If you are a veteran, you may think that you are automatically eligible for a VA loan. While this might be the case, you have to make sure that you qualify for it. Being eligible and qualifying for the VA loan are two very different things.
If you can’t prove to a lender that you can afford the VA loan, you may find that your loan application gets denied. Keep reading to learn the top reasons VA loans get denied.
When a lender pre-approves you for a VA loan, they pull your credit. That doesn’t mean that they won’t pull it again, though. A pre-approval can last you as long as 90 days in some cases. You then have the time that it takes to process your loan application and buy the home. Overall, you could be looking at several months between your pre-approval and loan closing.
If during that time, you ruined your credit in some way, you could lose your loan approval. While the VA doesn’t have a minimum credit score you must have, they do look at your credit history. They want to make sure that you don’t have any late payments, defaulted loans, or too much revolving debt outstanding at once. If you open new credit, fall behind on your payments, or charge up too many credit cards, you could put your approval at risk.
The VA has strict rules regarding your income. While they don’t put a lot of emphasis on debt ratios (comparing your income to your debts), they do need to know that your total debt ratio doesn’t exceed 41% of your gross monthly income.

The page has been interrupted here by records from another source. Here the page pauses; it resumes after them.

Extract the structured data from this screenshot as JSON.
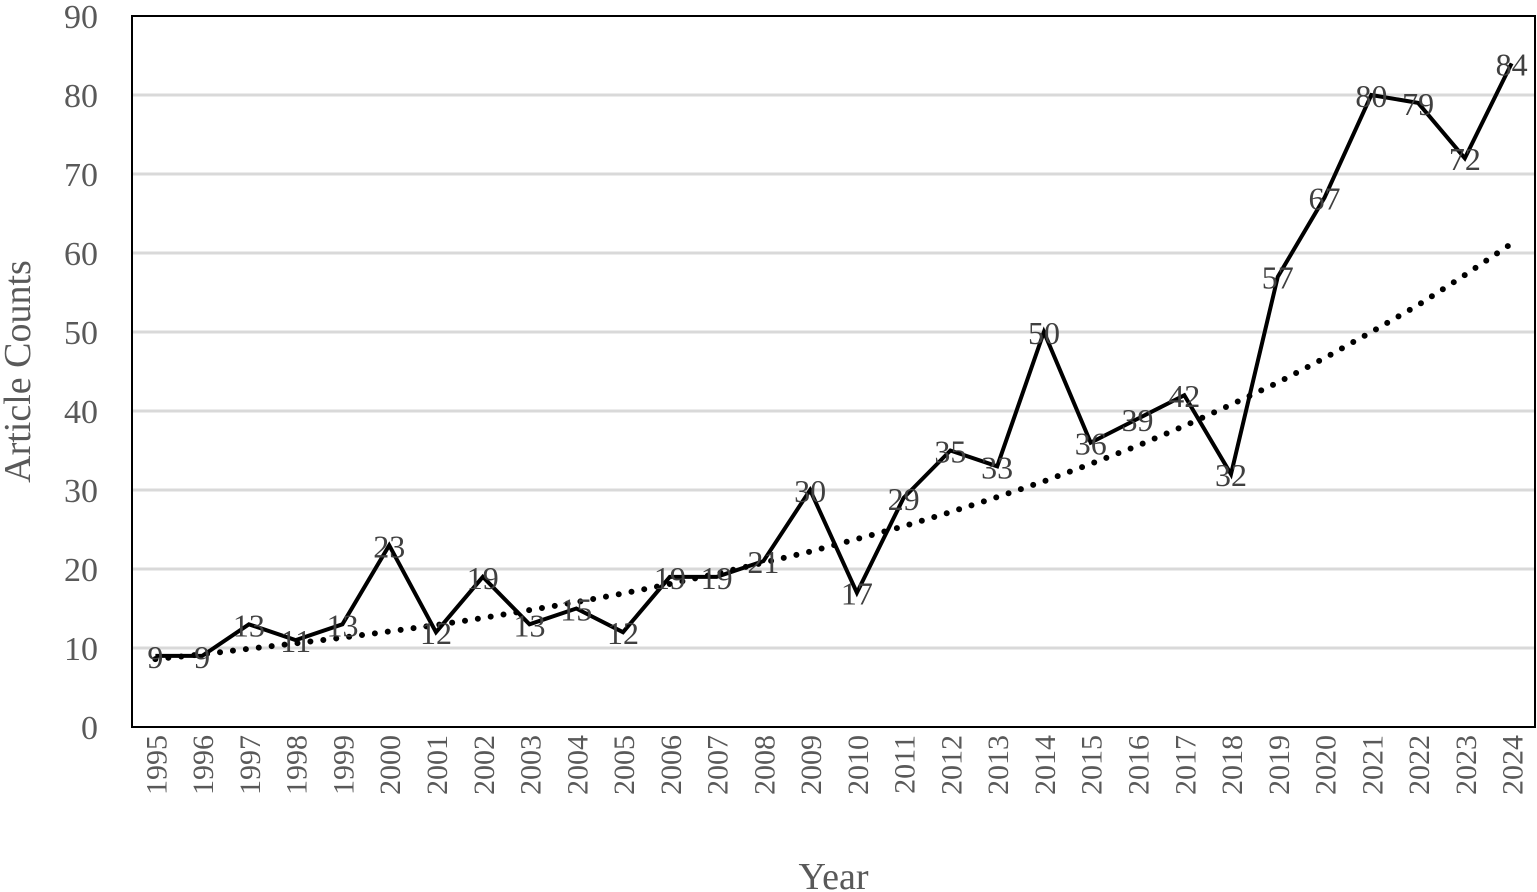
{
  "chart_data": {
    "type": "line",
    "title": "",
    "xlabel": "Year",
    "ylabel": "Article Counts",
    "ylim": [
      0,
      90
    ],
    "yticks": [
      0,
      10,
      20,
      30,
      40,
      50,
      60,
      70,
      80,
      90
    ],
    "grid": true,
    "legend": "none",
    "categories": [
      "1995",
      "1996",
      "1997",
      "1998",
      "1999",
      "2000",
      "2001",
      "2002",
      "2003",
      "2004",
      "2005",
      "2006",
      "2007",
      "2008",
      "2009",
      "2010",
      "2011",
      "2012",
      "2013",
      "2014",
      "2015",
      "2016",
      "2017",
      "2018",
      "2019",
      "2020",
      "2021",
      "2022",
      "2023",
      "2024"
    ],
    "series": [
      {
        "style": "solid",
        "color": "#000000",
        "data_labels": true,
        "values": [
          9,
          9,
          13,
          11,
          13,
          23,
          12,
          19,
          13,
          15,
          12,
          19,
          19,
          21,
          30,
          17,
          29,
          35,
          33,
          50,
          36,
          39,
          42,
          32,
          57,
          67,
          80,
          79,
          72,
          84
        ]
      },
      {
        "style": "dotted",
        "color": "#000000",
        "trendline": "exponential",
        "data_labels": false,
        "values": [
          8.6,
          9.2,
          9.9,
          10.6,
          11.3,
          12.1,
          12.9,
          13.8,
          14.8,
          15.8,
          16.9,
          18.1,
          19.4,
          20.8,
          22.2,
          23.8,
          25.4,
          27.2,
          29.1,
          31.1,
          33.3,
          35.6,
          38.1,
          40.8,
          43.6,
          46.7,
          50.0,
          53.4,
          57.2,
          61.2
        ]
      }
    ],
    "colors": {
      "line": "#000000",
      "grid": "#d9d9d9",
      "axis_text": "#595959",
      "label_text": "#404040"
    }
  }
}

The VA also needs to know that you have enough disposable income according to their guidelines. They determine exactly how much disposable income that you need based on your family size and the location that you live. If you don’t meet the disposable income requirements, you may lose your loan approval.
It’s important to note that if you do happen to have a total debt ratio that exceeds 41%, you may be able to get away with it, if you have more disposable income. You can ask your lender how much more disposable income you must have in order to allow a debt ratio up to 43%.
In a perfect world, veterans would have at least a 2-year employment history at the same job when they apply for a VA loan. We don’t live in a perfect world, though, so lenders often cut you some slack. You can have several jobs within the last 2 years and still qualify, but not always.
If you changed jobs recently and you changed industries, the VA may frown upon the change. This could put your loan approval at risk. Let’s say, for example, that you worked as a lawyer and then suddenly six months ago you switched jobs and are now an accountant. Those two industries aren’t directly related, which means that the lender takes a risk giving you a loan when you are at a job that you don’t have a long history working.
If you want to change jobs either just before or during a loan application, talk it over with your loan officer. Sometimes it’s just a matter of sticking it out at the same place of employment for another few months until your loan closes. If you change jobs, you could put your loan status at risk.
Believe it or not, you could be a part of the reason your VA loan gets denied. You have to be an active participant in the loan process. You can provide the lender with your initial documents and information, but you can guarantee they always need something more.
If you wait too long to provide your documents or you don’t provide them at all, you put the integrity of your loan approval at risk. If you wait too long, your purchase contract may expire, which puts you in even more hot water. In the end, you could be without a loan approval.
VA loan applications do get approved often, but there is always the chance that it won’t get approved. Make sure that you maximize your credit score, keep your credit in good standing, keep your debts low, and keep your employment stable for the best chances of approval.